Commodio Cordis - Slim Chance:
Right. But throwing him on the monitor is low risk / high reward. (and again the examples aren't specific to this situation)

Pneumo/Tamponade:
This one is regional due to us having trauma centers all around, but the Tamponade saves were at the ER (and penetrating trauma...as blunt trauma arrests don't go to trauma centers if they're worked).

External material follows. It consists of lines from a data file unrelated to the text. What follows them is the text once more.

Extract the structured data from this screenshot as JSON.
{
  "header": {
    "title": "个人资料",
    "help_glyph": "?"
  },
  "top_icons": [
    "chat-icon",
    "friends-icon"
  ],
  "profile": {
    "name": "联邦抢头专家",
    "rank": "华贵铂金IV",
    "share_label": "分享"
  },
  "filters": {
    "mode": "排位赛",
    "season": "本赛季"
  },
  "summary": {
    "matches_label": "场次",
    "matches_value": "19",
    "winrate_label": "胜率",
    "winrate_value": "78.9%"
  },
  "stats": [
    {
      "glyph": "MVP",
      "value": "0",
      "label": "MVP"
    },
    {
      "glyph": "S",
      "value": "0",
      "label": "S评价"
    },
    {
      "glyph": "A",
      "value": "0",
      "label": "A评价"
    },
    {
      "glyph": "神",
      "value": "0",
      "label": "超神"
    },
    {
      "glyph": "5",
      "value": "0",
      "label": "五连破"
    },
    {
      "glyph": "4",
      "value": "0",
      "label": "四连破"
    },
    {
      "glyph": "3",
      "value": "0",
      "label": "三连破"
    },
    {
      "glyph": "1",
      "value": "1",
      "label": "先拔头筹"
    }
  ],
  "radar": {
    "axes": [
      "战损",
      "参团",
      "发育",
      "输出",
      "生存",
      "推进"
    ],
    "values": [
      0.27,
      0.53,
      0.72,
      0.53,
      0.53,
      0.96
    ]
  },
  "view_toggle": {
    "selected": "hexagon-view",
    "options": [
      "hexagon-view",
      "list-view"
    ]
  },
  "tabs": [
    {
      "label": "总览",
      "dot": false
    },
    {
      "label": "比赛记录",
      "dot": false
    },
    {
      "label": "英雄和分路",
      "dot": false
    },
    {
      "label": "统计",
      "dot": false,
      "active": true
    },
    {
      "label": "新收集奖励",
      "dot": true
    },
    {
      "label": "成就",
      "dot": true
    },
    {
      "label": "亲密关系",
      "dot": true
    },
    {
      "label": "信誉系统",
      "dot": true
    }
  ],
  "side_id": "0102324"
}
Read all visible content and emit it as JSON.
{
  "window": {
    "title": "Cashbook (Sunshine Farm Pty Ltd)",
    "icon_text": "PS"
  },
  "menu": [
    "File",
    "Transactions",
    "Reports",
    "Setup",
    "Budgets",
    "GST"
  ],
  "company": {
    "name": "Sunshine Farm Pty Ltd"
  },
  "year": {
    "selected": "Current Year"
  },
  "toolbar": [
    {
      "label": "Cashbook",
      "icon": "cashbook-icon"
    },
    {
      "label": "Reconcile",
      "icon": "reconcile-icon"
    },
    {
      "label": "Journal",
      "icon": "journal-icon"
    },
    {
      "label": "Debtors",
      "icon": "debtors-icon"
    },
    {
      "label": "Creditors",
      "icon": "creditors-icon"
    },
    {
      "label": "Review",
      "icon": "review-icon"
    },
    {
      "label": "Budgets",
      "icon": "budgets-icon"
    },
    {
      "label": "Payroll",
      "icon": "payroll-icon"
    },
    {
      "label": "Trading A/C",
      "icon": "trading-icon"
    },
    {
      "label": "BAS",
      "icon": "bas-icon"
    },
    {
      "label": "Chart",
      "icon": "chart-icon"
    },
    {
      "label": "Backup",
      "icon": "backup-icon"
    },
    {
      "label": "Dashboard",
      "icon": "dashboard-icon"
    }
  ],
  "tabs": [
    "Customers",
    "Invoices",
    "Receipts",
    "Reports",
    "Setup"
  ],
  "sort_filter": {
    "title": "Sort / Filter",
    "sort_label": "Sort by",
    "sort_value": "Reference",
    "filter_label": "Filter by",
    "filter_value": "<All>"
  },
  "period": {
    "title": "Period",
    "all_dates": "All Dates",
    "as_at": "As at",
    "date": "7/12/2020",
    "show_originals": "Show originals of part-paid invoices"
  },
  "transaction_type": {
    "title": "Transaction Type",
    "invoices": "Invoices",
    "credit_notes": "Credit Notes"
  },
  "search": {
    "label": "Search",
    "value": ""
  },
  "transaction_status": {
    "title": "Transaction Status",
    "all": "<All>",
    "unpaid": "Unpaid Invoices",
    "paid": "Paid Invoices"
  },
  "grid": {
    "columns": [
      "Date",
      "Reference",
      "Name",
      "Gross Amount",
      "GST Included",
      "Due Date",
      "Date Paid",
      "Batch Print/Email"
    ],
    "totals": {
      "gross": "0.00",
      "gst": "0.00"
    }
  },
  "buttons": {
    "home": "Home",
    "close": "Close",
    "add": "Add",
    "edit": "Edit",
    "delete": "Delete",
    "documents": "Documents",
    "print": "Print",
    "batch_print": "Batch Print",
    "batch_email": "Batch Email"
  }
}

Comment about the incomplete situation:
Sure, but more often than not, it IS as easy as simply putting someone on the monitor for a quick look.
 
wow, i have read all the replys and im shocked...we are worried about the rights and wrong concerning protocols and forgetting greatly about patient care. as a medic i know the chances of survival for a traumatic arrest is very slim...its a very small chance, but there is still a chance. i have worked a coded pt in decom shock after a mci mva, we had a long extracation time so we called for a bird, and yes cpr in progress as fire broke the vehicle apart. as the bird arrived and fld bolus and numerous medications later, we manage to get the pt to v fib from asystole and shock the pt. we worked hard though science and our education said screw him, and we won..the pt is now severly disabled due to hypoxia, acidosis toxicity prior to our arrival, but he is alive....idc about his prognoises, i care about doing the my job to the best of my ability until our arrival at the appriopriate facility....dont get burnt out guys and treat everyone with dignity as we will like our family treated. leaving a pt in the ground because u dont want to tie down a rig is not a reason to put the family through that ordeal. nevertheless, rules are theire for a reason, we are not paragods, we are encourage to think on our feet in reguards to pt treatment, not to think of ways to bend rules toward patient care and of course our relation with their families.